MCCTC Machine Team Revs Its Engines for Year-End Project

CANFIELD, Ohio — Joe Sander loosened the grip of the mini-sized steering wheel, thrusting his hands straight up in the air.

The short straightway to a makeshift finish line behind the Mahoning County Career and Technical Center provided just enough time for the school’s auto collision repair instructor to celebrate the victory at Friday’s MCCTC Machine Team five-lap, go-kart race.

Nineteen people surrounded the lime green motorized vehicle inches off the ground near the end of the race, which attracted about 100 people from around the school. The group vaulted a metallic piston cup trophy to signify the team’s win, a fitting conclusion for an end-of-the-school year project in the making since fall of 2020.

The race featured four vehicles maneuvering around the outlined 0.42-mile course. A plethora of twists and turns challenged the stability and handling of each vehicle, which was constructed by students over course of the school year. One vehicle stalled prior to the starting line and did not participate in the race.

“We were quick off the start,” Sander said. “Speed isn’t everything. We were quick off the start and quick off the turns, which of course helped us pull ahead.”

MCCTC faculty and students hoist a metallic piston cup trophy after the race.

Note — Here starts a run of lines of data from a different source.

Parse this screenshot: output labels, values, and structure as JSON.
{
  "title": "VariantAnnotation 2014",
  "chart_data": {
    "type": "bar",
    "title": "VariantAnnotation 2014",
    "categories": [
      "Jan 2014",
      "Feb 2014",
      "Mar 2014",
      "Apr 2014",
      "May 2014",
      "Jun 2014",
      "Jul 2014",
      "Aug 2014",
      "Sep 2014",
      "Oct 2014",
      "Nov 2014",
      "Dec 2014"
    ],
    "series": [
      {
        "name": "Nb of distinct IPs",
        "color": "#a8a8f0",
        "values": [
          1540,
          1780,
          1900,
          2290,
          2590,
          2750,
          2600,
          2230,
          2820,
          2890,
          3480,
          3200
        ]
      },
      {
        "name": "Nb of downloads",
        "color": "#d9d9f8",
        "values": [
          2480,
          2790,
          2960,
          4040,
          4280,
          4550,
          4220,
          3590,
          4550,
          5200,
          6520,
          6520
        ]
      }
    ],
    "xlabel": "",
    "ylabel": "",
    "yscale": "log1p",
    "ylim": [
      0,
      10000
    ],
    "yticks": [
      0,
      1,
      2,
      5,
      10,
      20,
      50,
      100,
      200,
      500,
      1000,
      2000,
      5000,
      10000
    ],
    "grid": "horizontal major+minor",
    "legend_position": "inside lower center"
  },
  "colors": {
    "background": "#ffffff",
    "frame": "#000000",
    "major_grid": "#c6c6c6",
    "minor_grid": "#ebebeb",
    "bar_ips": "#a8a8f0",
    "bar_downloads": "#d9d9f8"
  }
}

School math instructor Dustin Cramer utilized his knowledge by fine-tuning the gearing and four symmetrical tires to adjust for the curvy course, Sander said.

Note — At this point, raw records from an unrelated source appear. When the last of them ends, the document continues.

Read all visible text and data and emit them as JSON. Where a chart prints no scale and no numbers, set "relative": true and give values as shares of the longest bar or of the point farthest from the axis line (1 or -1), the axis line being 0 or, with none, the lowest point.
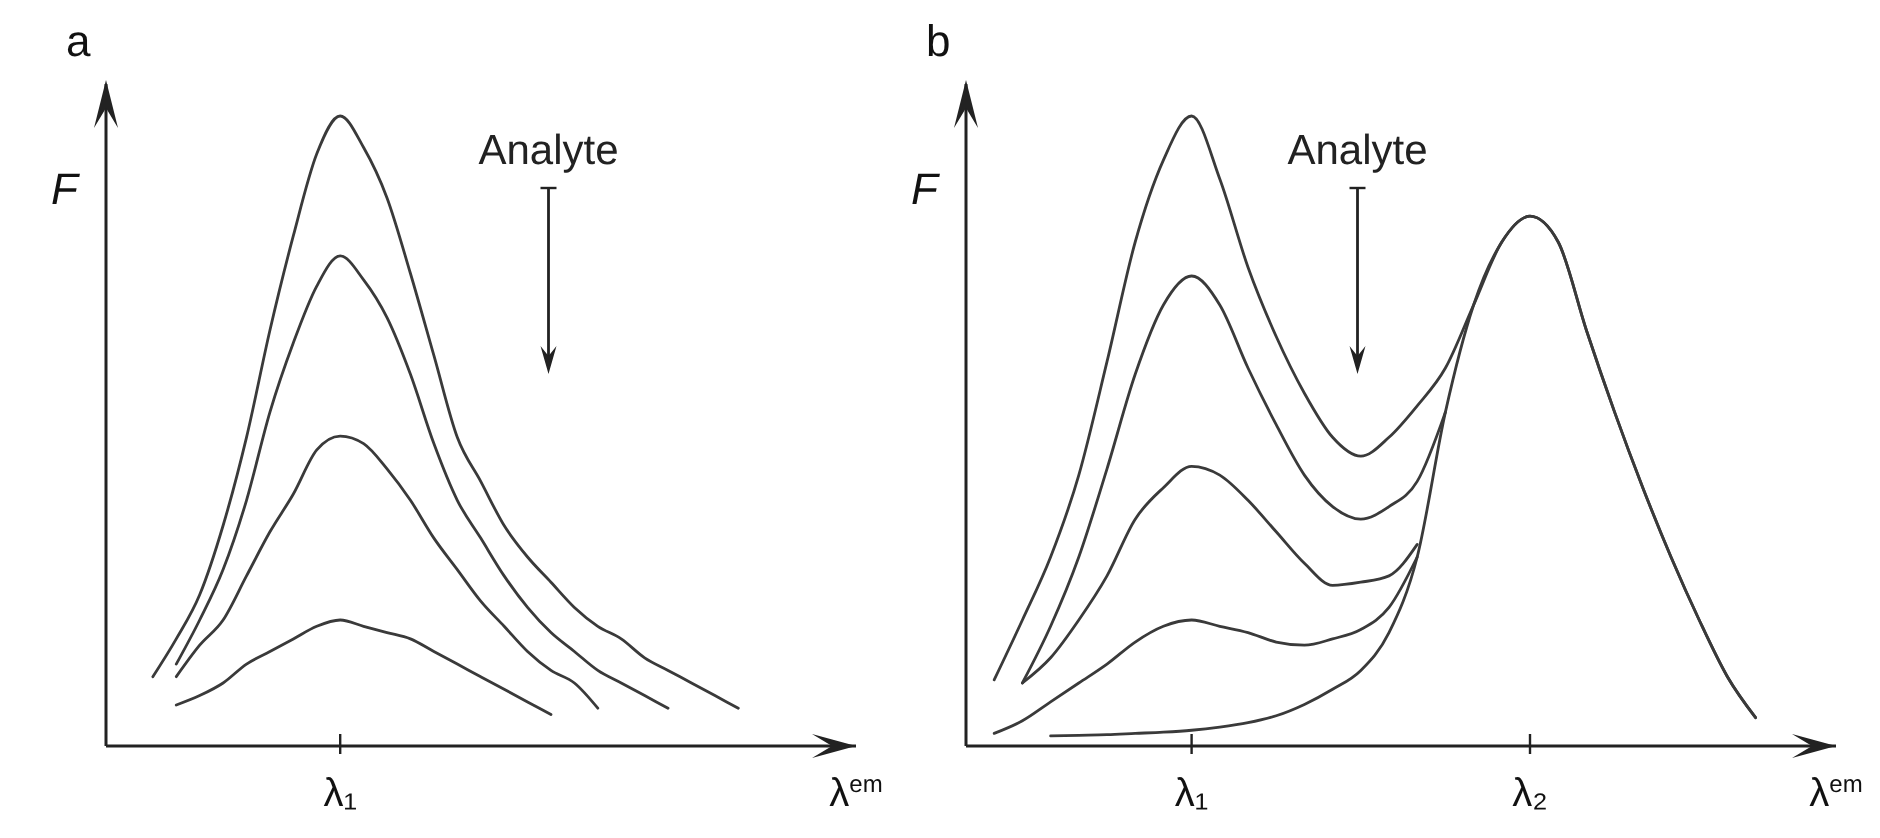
{
  "chart_data": [
    {
      "type": "line",
      "title": "a",
      "ylabel": "F",
      "xlabel": "λ$^{em}$",
      "relative": true,
      "annotations": [
        "Analyte",
        "λ₁"
      ],
      "categories": [
        null,
        null,
        null,
        null,
        null,
        null,
        null,
        null,
        null,
        null,
        null,
        null,
        null,
        null,
        null,
        null,
        null,
        null,
        null,
        null,
        null,
        null,
        null,
        null,
        null,
        null,
        null,
        null,
        null,
        null,
        null,
        null
      ],
      "series": [
        {
          "color": "#3a3a3a",
          "values": [
            null,
            null,
            0.11,
            0.17,
            0.24,
            0.35,
            0.49,
            0.66,
            0.81,
            0.94,
            1.0,
            0.95,
            0.87,
            0.75,
            0.62,
            0.49,
            0.42,
            0.35,
            0.3,
            0.26,
            0.22,
            0.19,
            0.17,
            0.14,
            0.12,
            0.1,
            0.08,
            0.06,
            null,
            null,
            null,
            null
          ]
        },
        {
          "color": "#3a3a3a",
          "values": [
            null,
            null,
            null,
            0.13,
            0.2,
            0.28,
            0.39,
            0.53,
            0.64,
            0.73,
            0.778,
            0.74,
            0.68,
            0.59,
            0.48,
            0.39,
            0.33,
            0.27,
            0.22,
            0.18,
            0.15,
            0.12,
            0.1,
            0.08,
            0.06,
            null,
            null,
            null,
            null,
            null,
            null,
            null
          ]
        },
        {
          "color": "#3a3a3a",
          "values": [
            null,
            null,
            null,
            0.11,
            0.16,
            0.2,
            0.27,
            0.34,
            0.4,
            0.47,
            0.492,
            0.48,
            0.44,
            0.39,
            0.33,
            0.28,
            0.23,
            0.19,
            0.15,
            0.12,
            0.1,
            0.06,
            null,
            null,
            null,
            null,
            null,
            null,
            null,
            null,
            null,
            null
          ]
        },
        {
          "color": "#3a3a3a",
          "values": [
            null,
            null,
            null,
            0.065,
            0.08,
            0.1,
            0.13,
            0.15,
            0.17,
            0.19,
            0.2,
            0.19,
            0.18,
            0.17,
            0.15,
            0.13,
            0.11,
            0.09,
            0.07,
            0.05,
            null,
            null,
            null,
            null,
            null,
            null,
            null,
            null,
            null,
            null,
            null,
            null
          ]
        }
      ]
    },
    {
      "type": "line",
      "title": "b",
      "ylabel": "F",
      "xlabel": "λ$^{em}$",
      "relative": true,
      "annotations": [
        "Analyte"
      ],
      "categories": [
        null,
        null,
        null,
        null,
        null,
        null,
        null,
        null,
        "λ₁",
        null,
        null,
        null,
        null,
        null,
        null,
        null,
        null,
        null,
        null,
        null,
        "λ₂",
        null,
        null,
        null,
        null,
        null,
        null,
        null,
        null,
        null,
        null
      ],
      "series": [
        {
          "color": "#3a3a3a",
          "values": [
            null,
            0.105,
            0.2,
            0.3,
            0.43,
            0.61,
            0.8,
            0.93,
            1.0,
            0.9,
            0.76,
            0.65,
            0.56,
            0.49,
            0.46,
            0.49,
            0.54,
            0.6,
            0.7,
            0.8,
            0.841,
            0.8,
            0.66,
            0.53,
            0.41,
            0.3,
            0.2,
            0.11,
            0.045,
            null,
            null
          ]
        },
        {
          "color": "#3a3a3a",
          "values": [
            null,
            null,
            0.1,
            0.19,
            0.3,
            0.44,
            0.59,
            0.7,
            0.746,
            0.7,
            0.6,
            0.51,
            0.43,
            0.38,
            0.36,
            0.38,
            0.42,
            0.53,
            null,
            null,
            null,
            null,
            null,
            null,
            null,
            null,
            null,
            null,
            null,
            null,
            null
          ]
        },
        {
          "color": "#3a3a3a",
          "values": [
            null,
            null,
            0.1,
            0.14,
            0.2,
            0.27,
            0.36,
            0.41,
            0.444,
            0.43,
            0.39,
            0.34,
            0.29,
            0.255,
            0.26,
            0.27,
            0.32,
            null,
            null,
            null,
            null,
            null,
            null,
            null,
            null,
            null,
            null,
            null,
            null,
            null,
            null
          ]
        },
        {
          "color": "#3a3a3a",
          "values": [
            null,
            0.02,
            0.04,
            0.07,
            0.1,
            0.13,
            0.165,
            0.19,
            0.2,
            0.19,
            0.18,
            0.165,
            0.16,
            0.17,
            0.185,
            0.22,
            0.3,
            null,
            null,
            null,
            null,
            null,
            null,
            null,
            null,
            null,
            null,
            null,
            null,
            null,
            null
          ]
        },
        {
          "color": "#3a3a3a",
          "values": [
            null,
            null,
            null,
            0.016,
            0.017,
            0.018,
            0.02,
            0.022,
            0.025,
            0.03,
            0.037,
            0.048,
            0.066,
            0.09,
            0.12,
            0.18,
            0.3,
            0.53,
            0.7,
            0.8,
            0.841,
            0.8,
            0.66,
            0.53,
            0.41,
            0.3,
            0.2,
            0.11,
            0.045,
            null,
            null
          ]
        }
      ]
    }
  ]
}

The math elements, physics, acceleration, top speeds, gear ratios came into play during Friday’s race with the winning vehicle clocked at around 30 miles per hour and completing one lap of the course in a minute and 15 seconds.

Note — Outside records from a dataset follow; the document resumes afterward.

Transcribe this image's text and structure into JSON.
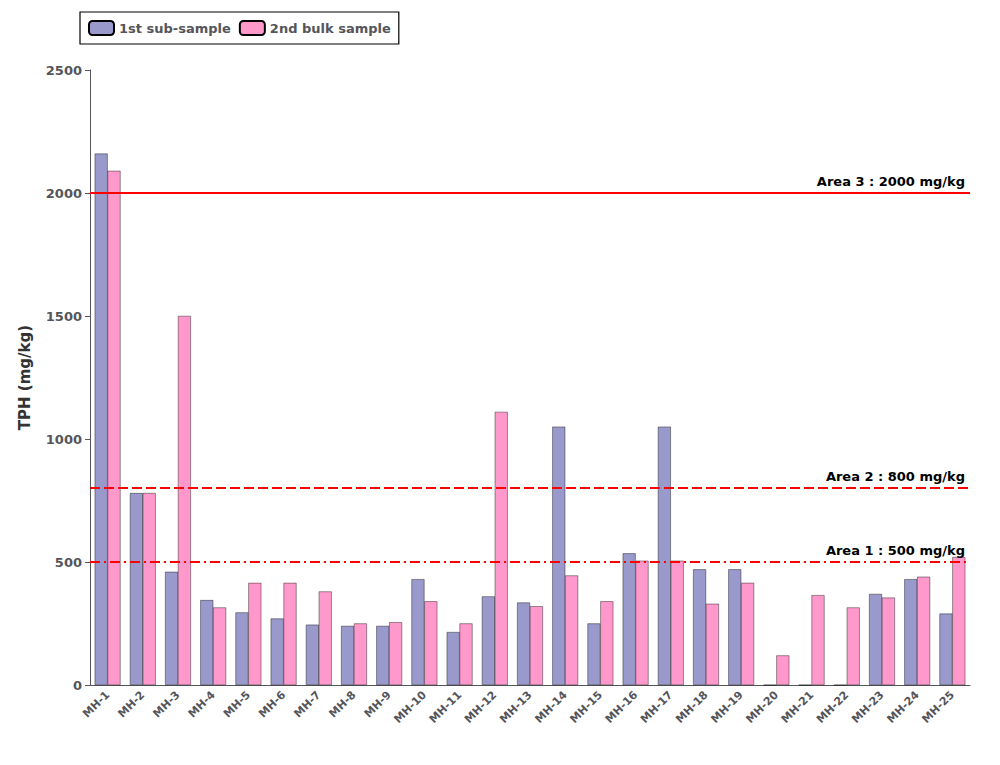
{
  "chart_data": {
    "type": "bar",
    "categories": [
      "MH-1",
      "MH-2",
      "MH-3",
      "MH-4",
      "MH-5",
      "MH-6",
      "MH-7",
      "MH-8",
      "MH-9",
      "MH-10",
      "MH-11",
      "MH-12",
      "MH-13",
      "MH-14",
      "MH-15",
      "MH-16",
      "MH-17",
      "MH-18",
      "MH-19",
      "MH-20",
      "MH-21",
      "MH-22",
      "MH-23",
      "MH-24",
      "MH-25"
    ],
    "series": [
      {
        "name": "1st sub-sample",
        "color": "#9999cc",
        "values": [
          2160,
          780,
          460,
          345,
          295,
          270,
          245,
          240,
          240,
          430,
          215,
          360,
          335,
          1050,
          250,
          535,
          1050,
          470,
          470,
          0,
          0,
          0,
          370,
          430,
          290
        ]
      },
      {
        "name": "2nd bulk sample",
        "color": "#ff99cc",
        "values": [
          2090,
          780,
          1500,
          315,
          415,
          415,
          380,
          250,
          255,
          340,
          250,
          1110,
          320,
          445,
          340,
          505,
          505,
          330,
          415,
          120,
          365,
          315,
          355,
          440,
          520
        ]
      }
    ],
    "ylabel": "TPH (mg/kg)",
    "ylim": [
      0,
      2500
    ],
    "yticks": [
      0,
      500,
      1000,
      1500,
      2000,
      2500
    ],
    "reference_lines": [
      {
        "value": 2000,
        "label": "Area 3 : 2000 mg/kg",
        "color": "red",
        "line_style": "solid"
      },
      {
        "value": 800,
        "label": "Area 2 : 800 mg/kg",
        "color": "red",
        "line_style": "dashed"
      },
      {
        "value": 500,
        "label": "Area 1 : 500 mg/kg",
        "color": "red",
        "line_style": "dashdot"
      }
    ],
    "legend": "upper left",
    "grid": false
  }
}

“I think what you saw there was math at it’s finest,” Cramer said. “That’s what I tried to explain to the kids.”

The ratio between the rotational speeds of the two meshing gears of the vehicle impacted the vehicle’s performance. Having a lower gear ratio gave the vehicle more torque. This course, which was designed by one of Sander’s crew, accommodated a car with faster acceleration and could endure more turns.

“That’s kind of what the math said it would be, and that’s what we saw,” Cramer said.

Junior Tristen Hutchko was the course’s architect. He said he didn’t want any straightaways. The student body voted on whose design would be used.

“Our car was agile and very quick off the start,” he said. “I tried to make sure there were a bunch of turns and no straightaways.”

A lot of rebuilding and work went into this vehicle, says Junior Mason Colwell. Lower gearing on the kart provided the quick entrance and exits out of the turns around the winding course.

“It held its own all the way through,” he says.